With a planned launch in 2027, the European Union intends to use CRISTAL to monitor the cryosphere, which includes all areas of the Earth’s surface where water is found in solid form. Specifically, the satellite will gauge the thickness of sea ice and the snow that covers it, both of which are key indicators to predicting climate change.
“It will be critical in monitoring climate indicators, including the variability of Arctic sea ice, and ice sheet and ice cap melting,” said Josef Aschbacher, the European Space Agency’s director of Earth observation programs. ESA will oversee the development, launch and operation of the mission on behalf of the European Commission-led Copernicus program.
Airbus said the 1.7-ton CRISTAL satellite it has been tasked to develop will feature six fixed and two deployable solar arrays, and onboard storage for up to 4 terabits of science data the satellite will collect over its planned 7.5-year lifetime.
Airbus said the spacecraft will build on a satellite design it used for the Sentinel-6 ocean topography satellite launching in November and CryoSat-2, a CRISTAL forerunner mission that launched in 2010 and remains in service.
Thales Alenia Space will be responsible for developing CRISTSAL’s primary payload, the Interferometric Radar Altimeter for Ice and Snow (IRIS) instrument. The Franco-Italian spacecraft manufacturer signed an 88-million-euro contract with Airbus on Sept. 21 to develop two flight-ready IRIS instruments for the mission.
The IRIS instruments are dual-frequency Ku-/Ka-band radar altimeters that will be used to measure the thickness of sea ice and the snow that covers it. The instruments will also measure and monitor the height of the world’s ice sheets and glaciers. Thales Alenia Space said the instruments’ dual-frequency operation will help it make more accurate measurements than earlier ice-monitoring altimeters.
Once CRISTAL is complete, it is expected to be launched into a polar orbit approximately 760 kilometers above the Earth.
According to Copernicus program manager Guido Levrini, the spacecraft will be designed to be compatible with two different launch vehicles, one of which is the Arianespace Vega-C — a light-lift launch vehicle now expected to debut in mid-2021. Levrini did not indicate what other rocket was being considered for the mission.

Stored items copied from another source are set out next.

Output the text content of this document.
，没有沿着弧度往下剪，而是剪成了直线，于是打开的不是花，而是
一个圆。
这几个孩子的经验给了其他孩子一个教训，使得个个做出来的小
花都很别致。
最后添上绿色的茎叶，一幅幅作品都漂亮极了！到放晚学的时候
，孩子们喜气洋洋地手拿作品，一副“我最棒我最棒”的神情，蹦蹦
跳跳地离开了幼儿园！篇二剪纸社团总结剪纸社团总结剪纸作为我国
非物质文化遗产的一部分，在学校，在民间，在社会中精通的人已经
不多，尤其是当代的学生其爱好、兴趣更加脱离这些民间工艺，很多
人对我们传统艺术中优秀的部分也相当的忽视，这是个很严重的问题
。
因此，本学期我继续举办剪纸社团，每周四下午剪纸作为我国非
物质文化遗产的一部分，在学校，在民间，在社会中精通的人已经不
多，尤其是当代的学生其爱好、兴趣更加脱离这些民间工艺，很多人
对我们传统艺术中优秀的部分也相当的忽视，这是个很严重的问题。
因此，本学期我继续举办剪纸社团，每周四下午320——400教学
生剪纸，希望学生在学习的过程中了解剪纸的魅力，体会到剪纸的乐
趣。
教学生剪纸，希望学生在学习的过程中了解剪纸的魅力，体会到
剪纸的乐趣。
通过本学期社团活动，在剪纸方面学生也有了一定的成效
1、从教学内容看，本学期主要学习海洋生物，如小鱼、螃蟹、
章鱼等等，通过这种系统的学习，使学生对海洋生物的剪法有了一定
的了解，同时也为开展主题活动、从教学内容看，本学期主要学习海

The CRISTAL prime contract is the second Copernicus deal that ESA has formalized since announcing its contractor selections for all six missions July 1. The first was a 445-million-euro contract that ESA signed with Germany’s OHB Space Systems July 31 to build a pair of satellites for the Copernicus Carbon Dioxide Monitoring mission. Instruments for that mission will be built by Thales Alenia Space.
The European Commission inaugurated its Copernicus environmental monitoring system in 2014 with the launch of the Sentinel 1-A radar satellite. Six more Sentinel satellites have followed, with seven now in orbit, the most recent of which — the Sentinel-3B oceanography satellite — was launched in 2018. The next Copernicus satellite, Sentinel-6 Michael Freilich, is slated to launch Nov. 10 from Vandenberg Air Force Base, California, aboard a SpaceX Falcon 9.